When the French actress Sarah Bernhardt made her first American tour in 1880, the term feminism had not yet entered our national vocabulary. But over the course of the next half-century, a rising generation of daring actresses and comics brought a new kind of woman to center stage. Exploring and exploiting modern fantasies and fears about female roles and gender identity, these performers eschewed theatrical convention and traditional notions of womanly modesty. They created powerful images of themselves as ambitious, independent, and sexually expressive New Women. Female Spectacle reveals the theater to have been a powerful new source of cultural authority and visibility for women. Ironically, theater also provided an arena in which producers and audiences projected the uncertainties and hostilities that accompanied changing gender relations.
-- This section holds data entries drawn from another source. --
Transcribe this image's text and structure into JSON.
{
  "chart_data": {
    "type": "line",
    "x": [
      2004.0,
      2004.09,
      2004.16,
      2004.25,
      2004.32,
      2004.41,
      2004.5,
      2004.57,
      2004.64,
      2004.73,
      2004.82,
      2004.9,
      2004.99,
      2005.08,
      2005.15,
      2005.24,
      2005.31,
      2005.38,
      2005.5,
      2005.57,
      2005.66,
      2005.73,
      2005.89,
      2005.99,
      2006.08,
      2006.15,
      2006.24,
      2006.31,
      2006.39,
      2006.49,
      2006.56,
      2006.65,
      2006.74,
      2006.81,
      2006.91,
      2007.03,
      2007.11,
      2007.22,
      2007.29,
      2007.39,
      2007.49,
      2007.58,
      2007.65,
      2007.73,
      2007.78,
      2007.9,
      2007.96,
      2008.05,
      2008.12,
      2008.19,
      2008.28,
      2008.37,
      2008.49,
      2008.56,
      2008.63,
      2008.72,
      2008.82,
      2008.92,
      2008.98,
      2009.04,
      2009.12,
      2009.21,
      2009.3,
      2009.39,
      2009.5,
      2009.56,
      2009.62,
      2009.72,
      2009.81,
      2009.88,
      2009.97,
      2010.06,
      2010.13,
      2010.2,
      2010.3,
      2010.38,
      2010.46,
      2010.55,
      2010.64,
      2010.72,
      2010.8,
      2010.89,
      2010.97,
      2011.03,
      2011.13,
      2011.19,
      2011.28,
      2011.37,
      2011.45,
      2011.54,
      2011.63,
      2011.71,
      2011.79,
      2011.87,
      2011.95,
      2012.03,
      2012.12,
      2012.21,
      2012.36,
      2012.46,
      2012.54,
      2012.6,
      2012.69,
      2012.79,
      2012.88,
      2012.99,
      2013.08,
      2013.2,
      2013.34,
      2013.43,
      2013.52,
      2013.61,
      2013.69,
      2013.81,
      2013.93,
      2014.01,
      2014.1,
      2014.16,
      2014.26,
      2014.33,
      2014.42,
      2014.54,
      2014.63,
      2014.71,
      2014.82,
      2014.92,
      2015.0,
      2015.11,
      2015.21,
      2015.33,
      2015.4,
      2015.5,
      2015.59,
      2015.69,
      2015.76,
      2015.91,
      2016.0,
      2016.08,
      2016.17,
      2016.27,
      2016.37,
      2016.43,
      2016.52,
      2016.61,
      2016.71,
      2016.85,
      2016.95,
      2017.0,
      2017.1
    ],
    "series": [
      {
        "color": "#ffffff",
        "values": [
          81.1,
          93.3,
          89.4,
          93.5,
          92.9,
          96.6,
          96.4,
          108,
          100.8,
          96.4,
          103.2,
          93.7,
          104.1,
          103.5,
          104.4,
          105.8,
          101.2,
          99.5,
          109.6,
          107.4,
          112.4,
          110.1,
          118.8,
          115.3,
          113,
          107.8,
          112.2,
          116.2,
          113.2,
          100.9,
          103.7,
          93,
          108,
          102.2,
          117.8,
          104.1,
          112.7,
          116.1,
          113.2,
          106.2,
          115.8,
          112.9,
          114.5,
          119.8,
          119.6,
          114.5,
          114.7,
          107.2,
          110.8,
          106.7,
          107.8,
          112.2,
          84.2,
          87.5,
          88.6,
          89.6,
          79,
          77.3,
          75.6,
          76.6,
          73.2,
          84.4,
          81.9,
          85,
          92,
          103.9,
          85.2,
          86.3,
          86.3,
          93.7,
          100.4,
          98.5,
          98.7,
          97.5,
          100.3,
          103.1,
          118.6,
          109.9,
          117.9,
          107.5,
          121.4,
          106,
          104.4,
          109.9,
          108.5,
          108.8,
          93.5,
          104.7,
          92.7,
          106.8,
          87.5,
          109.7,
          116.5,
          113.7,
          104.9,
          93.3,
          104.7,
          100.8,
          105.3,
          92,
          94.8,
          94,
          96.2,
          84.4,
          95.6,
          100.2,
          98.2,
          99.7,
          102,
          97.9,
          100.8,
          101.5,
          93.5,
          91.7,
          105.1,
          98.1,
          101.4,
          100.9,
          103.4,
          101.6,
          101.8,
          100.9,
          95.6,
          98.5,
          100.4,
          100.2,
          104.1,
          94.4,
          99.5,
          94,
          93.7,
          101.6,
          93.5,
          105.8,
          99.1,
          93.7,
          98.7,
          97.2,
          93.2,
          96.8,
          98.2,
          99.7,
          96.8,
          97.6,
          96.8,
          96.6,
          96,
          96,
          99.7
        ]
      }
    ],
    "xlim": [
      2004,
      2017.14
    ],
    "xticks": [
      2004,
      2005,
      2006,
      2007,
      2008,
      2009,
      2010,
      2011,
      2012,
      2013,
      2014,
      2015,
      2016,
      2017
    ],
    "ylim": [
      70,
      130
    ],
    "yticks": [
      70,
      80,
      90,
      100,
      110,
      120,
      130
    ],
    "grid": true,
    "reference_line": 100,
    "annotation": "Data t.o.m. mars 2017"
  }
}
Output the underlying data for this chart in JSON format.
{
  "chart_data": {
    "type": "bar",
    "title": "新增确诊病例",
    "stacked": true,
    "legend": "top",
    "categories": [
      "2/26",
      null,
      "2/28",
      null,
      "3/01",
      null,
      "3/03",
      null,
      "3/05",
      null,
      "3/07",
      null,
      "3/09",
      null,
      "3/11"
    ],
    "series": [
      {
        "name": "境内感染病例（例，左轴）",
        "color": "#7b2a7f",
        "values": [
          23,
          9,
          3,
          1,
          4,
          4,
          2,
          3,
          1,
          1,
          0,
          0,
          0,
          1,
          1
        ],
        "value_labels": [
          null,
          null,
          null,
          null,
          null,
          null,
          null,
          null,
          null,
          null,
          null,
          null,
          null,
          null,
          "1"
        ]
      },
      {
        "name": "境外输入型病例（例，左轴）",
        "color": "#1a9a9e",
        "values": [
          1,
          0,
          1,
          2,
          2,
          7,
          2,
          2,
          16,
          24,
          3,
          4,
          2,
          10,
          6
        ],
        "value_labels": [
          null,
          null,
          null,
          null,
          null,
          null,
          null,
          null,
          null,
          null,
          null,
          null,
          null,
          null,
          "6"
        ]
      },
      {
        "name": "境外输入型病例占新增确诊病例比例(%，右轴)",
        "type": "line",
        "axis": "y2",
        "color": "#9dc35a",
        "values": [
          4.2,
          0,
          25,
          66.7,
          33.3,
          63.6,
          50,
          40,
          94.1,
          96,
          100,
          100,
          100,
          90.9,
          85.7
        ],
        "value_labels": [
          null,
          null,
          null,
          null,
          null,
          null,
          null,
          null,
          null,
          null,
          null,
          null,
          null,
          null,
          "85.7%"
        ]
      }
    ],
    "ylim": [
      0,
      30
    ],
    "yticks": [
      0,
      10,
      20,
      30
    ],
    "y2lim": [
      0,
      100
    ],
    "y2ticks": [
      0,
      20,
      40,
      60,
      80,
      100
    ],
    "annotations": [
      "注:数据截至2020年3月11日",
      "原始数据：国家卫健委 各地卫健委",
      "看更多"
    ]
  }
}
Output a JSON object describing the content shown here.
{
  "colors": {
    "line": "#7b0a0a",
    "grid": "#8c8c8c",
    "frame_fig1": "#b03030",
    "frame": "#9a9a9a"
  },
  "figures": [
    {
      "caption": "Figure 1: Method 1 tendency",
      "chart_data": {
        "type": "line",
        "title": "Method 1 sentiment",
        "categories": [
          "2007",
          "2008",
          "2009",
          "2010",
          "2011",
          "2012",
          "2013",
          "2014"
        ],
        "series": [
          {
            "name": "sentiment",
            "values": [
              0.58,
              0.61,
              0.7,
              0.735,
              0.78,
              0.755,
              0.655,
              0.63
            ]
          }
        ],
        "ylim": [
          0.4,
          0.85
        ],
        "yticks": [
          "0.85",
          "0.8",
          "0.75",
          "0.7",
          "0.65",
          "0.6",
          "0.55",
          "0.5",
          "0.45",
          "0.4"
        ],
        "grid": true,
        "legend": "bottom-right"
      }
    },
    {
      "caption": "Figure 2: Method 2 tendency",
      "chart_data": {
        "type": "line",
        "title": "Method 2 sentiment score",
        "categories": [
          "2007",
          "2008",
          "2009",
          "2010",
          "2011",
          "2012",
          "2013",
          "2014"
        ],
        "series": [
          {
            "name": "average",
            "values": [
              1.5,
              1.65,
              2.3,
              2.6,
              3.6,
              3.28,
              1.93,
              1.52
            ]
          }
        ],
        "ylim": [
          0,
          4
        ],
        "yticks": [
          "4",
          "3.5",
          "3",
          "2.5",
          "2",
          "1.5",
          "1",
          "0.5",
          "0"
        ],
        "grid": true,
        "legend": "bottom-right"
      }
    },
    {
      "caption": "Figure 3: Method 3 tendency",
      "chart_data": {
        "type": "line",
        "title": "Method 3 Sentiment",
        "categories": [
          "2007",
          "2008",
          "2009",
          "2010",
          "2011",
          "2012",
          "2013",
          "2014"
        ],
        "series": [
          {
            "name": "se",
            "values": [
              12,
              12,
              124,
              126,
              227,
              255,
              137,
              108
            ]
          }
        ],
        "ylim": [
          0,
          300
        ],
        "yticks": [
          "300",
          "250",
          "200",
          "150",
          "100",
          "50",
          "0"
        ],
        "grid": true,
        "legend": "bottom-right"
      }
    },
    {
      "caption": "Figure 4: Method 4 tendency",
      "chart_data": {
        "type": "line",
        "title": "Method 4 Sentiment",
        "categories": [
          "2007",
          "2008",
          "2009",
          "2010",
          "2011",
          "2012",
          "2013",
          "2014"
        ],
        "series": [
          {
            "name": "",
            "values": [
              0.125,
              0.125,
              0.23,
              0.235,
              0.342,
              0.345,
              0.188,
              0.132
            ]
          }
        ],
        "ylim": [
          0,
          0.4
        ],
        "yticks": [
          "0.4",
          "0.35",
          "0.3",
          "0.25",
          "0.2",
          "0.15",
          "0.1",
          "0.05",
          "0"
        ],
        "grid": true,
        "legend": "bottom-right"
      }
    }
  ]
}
From Bernhardt's modern methods of self-promotion to Emma Goldman's political theatrics, from the female mimics and Salome dancers to the upwardly striving chorus girl, Glenn shows us how and why theater mattered to women and argues for its pivotal role in the emergence of modern feminism.

A Beautiful Pageant

A Beautiful Pageant
Author: D. Krasner
Publsiher: Springer
Total Pages: 394
Release: 2016-09-27
Genre: History
ISBN: 9781137066251

Download A Beautiful Pageant Book in PDF, Epub and Kindle

The Harlem Renaissance was an unprecedented period of vitality in the American Arts. Defined as the years between 1910 and 1927, it was the time when Harlem came alive with theater, drama, sports, dance and politics. Looking at events as diverse as the prizefight between Jack Johnson and Jim 'White Hope' Jeffries, the choreography of Aida Walker and Ethel Waters, the writing of Zora Neale Hurston and the musicals of the period, Krasner paints a vibrant portrait of those years. This was the time when the residents of northern Manhattan were leading their downtown counterparts at the vanguard of artistic ferment while at the same time playing a pivotal role in the evolution of Black nationalism. This is a thrilling piece of work by an author who has been working towards this major opus for years now. It will become a classic that will stay on the American history and theater shelves for years to come.

Framed

Framed
Author: Elizabeth Carolyn Miller
Publsiher: University of Michigan Press
Total Pages: 297
Release: 2008-10-30
Genre: Literary Criticism
ISBN: 9780472050444

Download Framed Book in PDF, Epub and Kindle

By introducing us to the New Woman Criminal, Framed offers a profoundly different view of the fin de siècle British crime narrative

Performing Hysteria

Performing Hysteria
Author: Johanna Braun
Publsiher: Leuven University Press
Total Pages: 265
Release: 2020-11-16
Genre: Social Science
ISBN: 9789462702110

Download Performing Hysteria Book in PDF, Epub and Kindle

We seem to be living in hysterical times. A simple Google search reveals the sheer bottomless well of “hysterical” discussions on diverse topics such as the #metoo movement, Trumpianism, border wars, Brexit, transgender liberation, Black Lives Matter, COVID-19, and climate change, to name only a few. Against the backdrop of such recent deployments of hysteria in popular discourse––particularly as they emerge in times of material and hermeneutic crisis––Performing Hysteria re-engages the notion of “hysteria”. Performing Hysteria rigorously mines late 20th- and early 21st-century (primarily visual) culture for signs of hysteria. The various essays in this volume contribute to the multilayered and complex discussions that surround and foster this resurgent interest in hysteria––covering such areas as art, literature, theatre, film, television, dance; crossing such disciplines as cultural studies, political science, philosophy, history, media, disability, race and ethnicity, and gender studies; and analysing stereotypical images and representations of the hysteric in relation to cultural sciences and media studies. Of particular importance is the volume's insistence on taking the intersection of hysteria and performance seriously.